DeepSeek-R1 is now in the Arena🔥

Congrats @deepseek_ai on R1 release! An open reasoning model matching OpenAI o1 in hard benchmarks like GPQA/SWE-Bench/AIME!

Now for the real-world challenge—R1 is in https://t.co/gxIFU9kIc2 for human evaluation. Bring your toughest prompts and… pic.twitter.com/UnJHdwcDsP
— lmarena.ai (formerly lmsys.org) (@lmarena_ai) January 20, 2025

DeepSeek-R1 is now accessible through multiple channels:

A web interface at chat.deepseek.com, featuring a "Deep Thinking" mode.
An API for developers, with competitive pricing:
- $0.14 per million input tokens (cache hit)
- $0.55 per million input tokens (cache miss)
- $2.19 per million output tokens

The model's performance has been validated across several benchmarks, including AIME, MATH-500, and SWE-bench Verified, where it matches or exceeds o1's capabilities. DeepSeek-R1 excels in self-verification, reflection, and generating long chains of thought, making it particularly suited for tasks requiring complex reasoning.

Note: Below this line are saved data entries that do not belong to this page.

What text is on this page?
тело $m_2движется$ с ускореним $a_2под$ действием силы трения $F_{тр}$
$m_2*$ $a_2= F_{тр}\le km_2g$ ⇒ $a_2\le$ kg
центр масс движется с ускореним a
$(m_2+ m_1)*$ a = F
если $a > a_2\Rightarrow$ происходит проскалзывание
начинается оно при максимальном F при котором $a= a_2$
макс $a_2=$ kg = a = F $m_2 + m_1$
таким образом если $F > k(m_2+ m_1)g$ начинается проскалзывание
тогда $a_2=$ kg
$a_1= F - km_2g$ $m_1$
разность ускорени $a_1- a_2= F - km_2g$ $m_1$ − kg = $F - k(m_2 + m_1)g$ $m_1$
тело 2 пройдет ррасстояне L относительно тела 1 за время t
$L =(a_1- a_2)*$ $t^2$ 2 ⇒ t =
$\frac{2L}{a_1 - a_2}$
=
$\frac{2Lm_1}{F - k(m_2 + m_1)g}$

As DeepSeek-R1 enters the AI arena, it faces real-world challenges and human evaluation. The AI community is encouraged to test its capabilities and provide feedback, contributing to its ongoing development and refinement.

This release represents a significant step forward in open-source AI, potentially reshaping the landscape of accessible, high-performance language models for researchers, developers, and businesses worldwide.